Just what was waiting for us, there?
“I think we’re just about out of other choices,” I decided. “I’m at a watchtower just west of due north of town. Come join me.”
“I’ll be there shortly.”
“Lucy, can you try to speak to Chiara?”
“Try!” the spirit declared.
A few moments later, Chiara’s voice came across. “Goodness, Lucy! You scared me!”
I suppressed a smirk. Lucy must have just spoken up out of the blue. We hadn’t practiced, after all.
“Chiara? Can you hear me?”
“Yes, My Lady. Have you found something?”
“Much of the same, except that most farms were clearly destroyed by monster attacks, like Viscount Oseri reported. How about you?”
“Most of the houses in the area are already quarters for the soldiers, so we can’t inspect them. We’ve been speaking with soldiers building the fortifications instead. You made quite an impression on them, you know.”
I chuckled. We had overflown many of them at only a handful of paces above their heads.
“I assume they are all reporting the same sort of things.”

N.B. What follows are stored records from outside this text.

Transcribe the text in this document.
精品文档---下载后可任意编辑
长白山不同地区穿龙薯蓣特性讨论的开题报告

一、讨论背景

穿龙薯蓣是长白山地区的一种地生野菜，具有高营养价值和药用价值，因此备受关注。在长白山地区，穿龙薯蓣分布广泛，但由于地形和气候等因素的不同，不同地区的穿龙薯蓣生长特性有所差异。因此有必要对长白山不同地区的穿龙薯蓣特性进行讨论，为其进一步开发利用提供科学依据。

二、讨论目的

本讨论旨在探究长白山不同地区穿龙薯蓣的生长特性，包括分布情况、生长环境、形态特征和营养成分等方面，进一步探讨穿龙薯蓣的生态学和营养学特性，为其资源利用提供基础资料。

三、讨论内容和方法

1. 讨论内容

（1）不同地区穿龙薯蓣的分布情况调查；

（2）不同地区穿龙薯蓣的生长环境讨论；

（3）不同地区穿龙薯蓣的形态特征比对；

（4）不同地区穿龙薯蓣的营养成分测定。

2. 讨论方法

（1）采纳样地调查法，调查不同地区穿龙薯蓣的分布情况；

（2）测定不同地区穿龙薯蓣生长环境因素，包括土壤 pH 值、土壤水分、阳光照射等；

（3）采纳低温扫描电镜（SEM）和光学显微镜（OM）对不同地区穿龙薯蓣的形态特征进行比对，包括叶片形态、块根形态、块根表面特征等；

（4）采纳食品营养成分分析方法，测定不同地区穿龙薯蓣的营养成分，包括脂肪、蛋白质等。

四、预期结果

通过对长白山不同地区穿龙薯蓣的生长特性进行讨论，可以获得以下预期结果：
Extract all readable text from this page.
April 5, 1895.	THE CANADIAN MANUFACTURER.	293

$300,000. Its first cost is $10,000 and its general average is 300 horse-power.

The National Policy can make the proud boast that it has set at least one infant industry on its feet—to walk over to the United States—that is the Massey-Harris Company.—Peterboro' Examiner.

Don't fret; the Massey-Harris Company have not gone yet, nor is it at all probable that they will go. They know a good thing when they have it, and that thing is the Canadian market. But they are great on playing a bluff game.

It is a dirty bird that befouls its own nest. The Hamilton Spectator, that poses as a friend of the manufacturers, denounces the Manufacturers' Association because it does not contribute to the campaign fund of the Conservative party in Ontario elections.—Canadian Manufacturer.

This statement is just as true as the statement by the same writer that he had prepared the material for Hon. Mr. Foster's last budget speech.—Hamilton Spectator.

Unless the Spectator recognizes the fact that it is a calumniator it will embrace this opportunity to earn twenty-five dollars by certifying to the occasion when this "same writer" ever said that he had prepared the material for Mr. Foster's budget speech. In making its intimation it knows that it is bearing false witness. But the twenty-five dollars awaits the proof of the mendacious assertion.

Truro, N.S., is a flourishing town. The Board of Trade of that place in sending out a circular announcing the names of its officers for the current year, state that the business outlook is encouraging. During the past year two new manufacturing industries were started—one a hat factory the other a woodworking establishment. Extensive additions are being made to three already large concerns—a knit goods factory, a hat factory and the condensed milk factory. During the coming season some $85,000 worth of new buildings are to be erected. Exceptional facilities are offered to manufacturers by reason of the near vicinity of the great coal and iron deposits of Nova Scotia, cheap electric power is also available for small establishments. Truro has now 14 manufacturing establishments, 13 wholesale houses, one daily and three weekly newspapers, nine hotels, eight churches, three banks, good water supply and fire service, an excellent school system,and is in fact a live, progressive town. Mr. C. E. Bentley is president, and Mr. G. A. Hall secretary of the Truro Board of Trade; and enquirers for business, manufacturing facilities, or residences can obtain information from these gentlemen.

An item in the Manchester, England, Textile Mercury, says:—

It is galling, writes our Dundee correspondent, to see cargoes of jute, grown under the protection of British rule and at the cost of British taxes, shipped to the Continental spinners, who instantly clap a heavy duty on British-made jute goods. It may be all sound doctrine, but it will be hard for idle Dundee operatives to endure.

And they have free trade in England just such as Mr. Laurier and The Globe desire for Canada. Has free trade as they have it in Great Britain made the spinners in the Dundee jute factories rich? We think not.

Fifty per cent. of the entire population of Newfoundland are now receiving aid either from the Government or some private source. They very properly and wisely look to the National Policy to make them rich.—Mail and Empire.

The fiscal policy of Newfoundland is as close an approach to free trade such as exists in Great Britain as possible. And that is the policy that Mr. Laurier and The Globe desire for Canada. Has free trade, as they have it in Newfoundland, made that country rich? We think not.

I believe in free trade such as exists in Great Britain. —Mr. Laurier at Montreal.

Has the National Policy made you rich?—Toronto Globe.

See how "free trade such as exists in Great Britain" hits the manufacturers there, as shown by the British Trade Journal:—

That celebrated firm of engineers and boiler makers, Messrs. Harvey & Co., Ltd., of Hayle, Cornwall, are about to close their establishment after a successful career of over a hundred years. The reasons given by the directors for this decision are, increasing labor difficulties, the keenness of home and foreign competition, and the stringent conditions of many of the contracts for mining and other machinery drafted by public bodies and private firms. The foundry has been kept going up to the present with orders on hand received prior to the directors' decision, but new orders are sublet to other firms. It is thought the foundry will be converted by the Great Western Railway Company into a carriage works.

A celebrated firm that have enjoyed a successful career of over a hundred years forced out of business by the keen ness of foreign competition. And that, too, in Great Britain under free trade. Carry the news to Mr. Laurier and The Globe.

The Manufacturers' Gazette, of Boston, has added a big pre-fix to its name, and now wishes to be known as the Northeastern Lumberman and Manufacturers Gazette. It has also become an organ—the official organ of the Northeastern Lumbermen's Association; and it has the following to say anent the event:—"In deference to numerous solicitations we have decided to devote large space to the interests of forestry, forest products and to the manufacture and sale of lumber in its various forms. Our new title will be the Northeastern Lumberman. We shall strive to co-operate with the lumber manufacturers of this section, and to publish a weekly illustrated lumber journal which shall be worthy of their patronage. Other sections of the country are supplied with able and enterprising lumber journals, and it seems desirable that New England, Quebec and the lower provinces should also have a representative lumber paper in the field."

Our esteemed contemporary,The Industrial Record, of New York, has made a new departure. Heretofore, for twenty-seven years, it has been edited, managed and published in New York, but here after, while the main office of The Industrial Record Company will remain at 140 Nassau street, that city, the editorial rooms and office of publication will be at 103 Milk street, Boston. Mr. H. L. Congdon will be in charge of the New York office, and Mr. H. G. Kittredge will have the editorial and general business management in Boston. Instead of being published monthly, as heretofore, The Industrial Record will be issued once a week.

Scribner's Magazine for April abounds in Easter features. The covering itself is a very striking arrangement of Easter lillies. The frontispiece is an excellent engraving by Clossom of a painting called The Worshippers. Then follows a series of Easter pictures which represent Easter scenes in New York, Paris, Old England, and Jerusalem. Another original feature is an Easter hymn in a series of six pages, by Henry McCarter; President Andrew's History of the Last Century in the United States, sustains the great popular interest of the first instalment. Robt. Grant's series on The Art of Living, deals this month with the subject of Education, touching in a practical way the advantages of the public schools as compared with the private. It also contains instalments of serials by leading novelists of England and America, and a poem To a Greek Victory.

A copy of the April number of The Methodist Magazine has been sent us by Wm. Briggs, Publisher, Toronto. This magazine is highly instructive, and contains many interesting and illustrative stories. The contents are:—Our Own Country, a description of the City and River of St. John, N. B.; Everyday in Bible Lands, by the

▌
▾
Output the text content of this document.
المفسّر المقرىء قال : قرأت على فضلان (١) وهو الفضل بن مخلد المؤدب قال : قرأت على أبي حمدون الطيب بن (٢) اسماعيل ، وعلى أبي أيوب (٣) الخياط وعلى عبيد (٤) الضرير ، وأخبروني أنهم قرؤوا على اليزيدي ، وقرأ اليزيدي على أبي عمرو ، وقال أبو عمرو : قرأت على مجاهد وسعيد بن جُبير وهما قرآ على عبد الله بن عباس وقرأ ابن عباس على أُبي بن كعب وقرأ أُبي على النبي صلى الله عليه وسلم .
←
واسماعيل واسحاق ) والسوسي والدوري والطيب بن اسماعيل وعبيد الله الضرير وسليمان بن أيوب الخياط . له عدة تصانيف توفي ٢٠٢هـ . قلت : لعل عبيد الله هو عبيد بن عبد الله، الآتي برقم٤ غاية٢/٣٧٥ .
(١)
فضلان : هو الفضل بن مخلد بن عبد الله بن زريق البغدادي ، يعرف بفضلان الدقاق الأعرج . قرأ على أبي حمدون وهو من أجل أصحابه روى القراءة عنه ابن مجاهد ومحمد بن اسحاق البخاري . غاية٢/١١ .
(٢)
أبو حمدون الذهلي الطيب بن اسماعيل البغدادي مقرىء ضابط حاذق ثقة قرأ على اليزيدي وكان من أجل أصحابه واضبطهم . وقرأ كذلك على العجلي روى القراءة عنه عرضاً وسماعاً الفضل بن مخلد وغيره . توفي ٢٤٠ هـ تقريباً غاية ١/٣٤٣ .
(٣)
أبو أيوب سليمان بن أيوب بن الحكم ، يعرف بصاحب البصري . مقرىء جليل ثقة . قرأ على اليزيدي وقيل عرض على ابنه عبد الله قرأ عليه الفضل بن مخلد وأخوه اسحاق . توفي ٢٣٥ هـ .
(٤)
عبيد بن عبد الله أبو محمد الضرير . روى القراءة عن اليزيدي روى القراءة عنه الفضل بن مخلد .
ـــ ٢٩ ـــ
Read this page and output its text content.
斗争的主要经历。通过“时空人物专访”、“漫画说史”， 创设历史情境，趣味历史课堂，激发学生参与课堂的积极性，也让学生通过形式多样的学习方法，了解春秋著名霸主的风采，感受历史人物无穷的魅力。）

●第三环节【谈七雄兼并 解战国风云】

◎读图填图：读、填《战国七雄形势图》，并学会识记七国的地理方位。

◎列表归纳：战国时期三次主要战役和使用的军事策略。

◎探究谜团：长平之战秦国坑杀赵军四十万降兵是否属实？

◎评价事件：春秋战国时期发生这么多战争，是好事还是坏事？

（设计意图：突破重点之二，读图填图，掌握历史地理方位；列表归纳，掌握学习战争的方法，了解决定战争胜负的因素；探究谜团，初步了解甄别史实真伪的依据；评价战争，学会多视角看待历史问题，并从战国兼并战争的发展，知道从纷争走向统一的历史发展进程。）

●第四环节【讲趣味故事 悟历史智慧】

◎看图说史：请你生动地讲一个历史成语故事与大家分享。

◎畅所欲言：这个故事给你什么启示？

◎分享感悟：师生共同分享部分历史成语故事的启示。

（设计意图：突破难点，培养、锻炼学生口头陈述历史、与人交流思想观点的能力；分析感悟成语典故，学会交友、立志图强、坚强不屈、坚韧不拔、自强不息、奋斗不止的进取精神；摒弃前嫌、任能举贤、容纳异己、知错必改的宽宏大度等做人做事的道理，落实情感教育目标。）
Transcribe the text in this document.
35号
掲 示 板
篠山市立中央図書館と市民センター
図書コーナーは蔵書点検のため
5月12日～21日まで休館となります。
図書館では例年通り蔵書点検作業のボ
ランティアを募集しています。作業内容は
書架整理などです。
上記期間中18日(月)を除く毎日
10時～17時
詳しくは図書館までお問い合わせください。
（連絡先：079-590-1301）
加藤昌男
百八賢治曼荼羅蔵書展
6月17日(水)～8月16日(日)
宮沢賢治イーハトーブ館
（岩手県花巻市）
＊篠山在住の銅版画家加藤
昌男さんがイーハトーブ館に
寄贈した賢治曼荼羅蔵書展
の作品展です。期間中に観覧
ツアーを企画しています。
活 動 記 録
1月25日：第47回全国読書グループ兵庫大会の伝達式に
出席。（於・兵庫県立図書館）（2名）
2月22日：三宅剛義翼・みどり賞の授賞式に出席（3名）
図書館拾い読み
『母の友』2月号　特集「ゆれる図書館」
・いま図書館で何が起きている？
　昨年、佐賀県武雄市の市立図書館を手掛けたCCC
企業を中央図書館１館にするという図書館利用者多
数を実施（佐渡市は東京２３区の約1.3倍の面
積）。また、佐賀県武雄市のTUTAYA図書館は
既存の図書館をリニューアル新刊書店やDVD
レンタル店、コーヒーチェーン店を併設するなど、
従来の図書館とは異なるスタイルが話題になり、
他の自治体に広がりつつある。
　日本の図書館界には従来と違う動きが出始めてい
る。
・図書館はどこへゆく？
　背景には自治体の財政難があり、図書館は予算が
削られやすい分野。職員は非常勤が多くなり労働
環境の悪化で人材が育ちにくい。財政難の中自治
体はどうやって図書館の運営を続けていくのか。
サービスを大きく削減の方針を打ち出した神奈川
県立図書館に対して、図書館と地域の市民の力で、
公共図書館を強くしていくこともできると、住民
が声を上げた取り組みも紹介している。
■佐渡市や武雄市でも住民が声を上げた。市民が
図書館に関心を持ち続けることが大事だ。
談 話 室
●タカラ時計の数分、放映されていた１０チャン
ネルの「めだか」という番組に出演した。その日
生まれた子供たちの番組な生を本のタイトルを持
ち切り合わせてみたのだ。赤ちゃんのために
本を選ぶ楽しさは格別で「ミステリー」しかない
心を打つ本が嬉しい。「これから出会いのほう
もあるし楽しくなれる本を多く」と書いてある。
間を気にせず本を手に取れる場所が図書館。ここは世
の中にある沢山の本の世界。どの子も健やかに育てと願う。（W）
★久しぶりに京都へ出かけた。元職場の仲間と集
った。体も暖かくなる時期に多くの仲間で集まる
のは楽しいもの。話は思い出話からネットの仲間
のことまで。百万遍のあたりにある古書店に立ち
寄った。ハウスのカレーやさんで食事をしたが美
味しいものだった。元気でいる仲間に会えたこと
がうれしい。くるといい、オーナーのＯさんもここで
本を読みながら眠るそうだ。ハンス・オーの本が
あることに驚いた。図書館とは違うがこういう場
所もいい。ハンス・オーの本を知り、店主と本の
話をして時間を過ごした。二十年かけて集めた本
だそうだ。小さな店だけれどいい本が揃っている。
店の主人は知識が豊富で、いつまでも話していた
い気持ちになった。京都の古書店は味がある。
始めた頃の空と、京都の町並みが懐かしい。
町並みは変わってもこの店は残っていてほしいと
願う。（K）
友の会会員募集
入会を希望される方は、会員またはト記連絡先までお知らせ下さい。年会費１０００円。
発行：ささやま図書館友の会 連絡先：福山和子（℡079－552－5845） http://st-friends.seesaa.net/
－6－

“Right. But also circulating ghost stories.”
“Ghost stories?” I echoed, my ears perking up. Anything unusual could be important.
But Chiara’s thoughts had already gone that direction, and she dismissed it. “Mostly tales of mysterious sounds and shadows seen last night, as told by the soldiers who arrived yesterday. I suspect the work of spooked imaginations and perhaps mischievous pixies. We’re awfully close to the wilderness, after all.”
“Right,” I nodded, as my briefly raised hopes fell. Soldiers from the city or less frontier-like farmland wouldn’t have experience dealing with the denizens of wild places wandering into this fringe of civilization. And the sudden disappearance of the locals may have piqued a lot of pixie interest, as well as the curiosities of other hinterland beings.
Dilorè appeared in the distance, approaching my perch. I told Chiara, “All the farms are empty, so we’re heading into the wilderness for a quick tour. There’s a lot of ground to cover, so we’ll be back late.”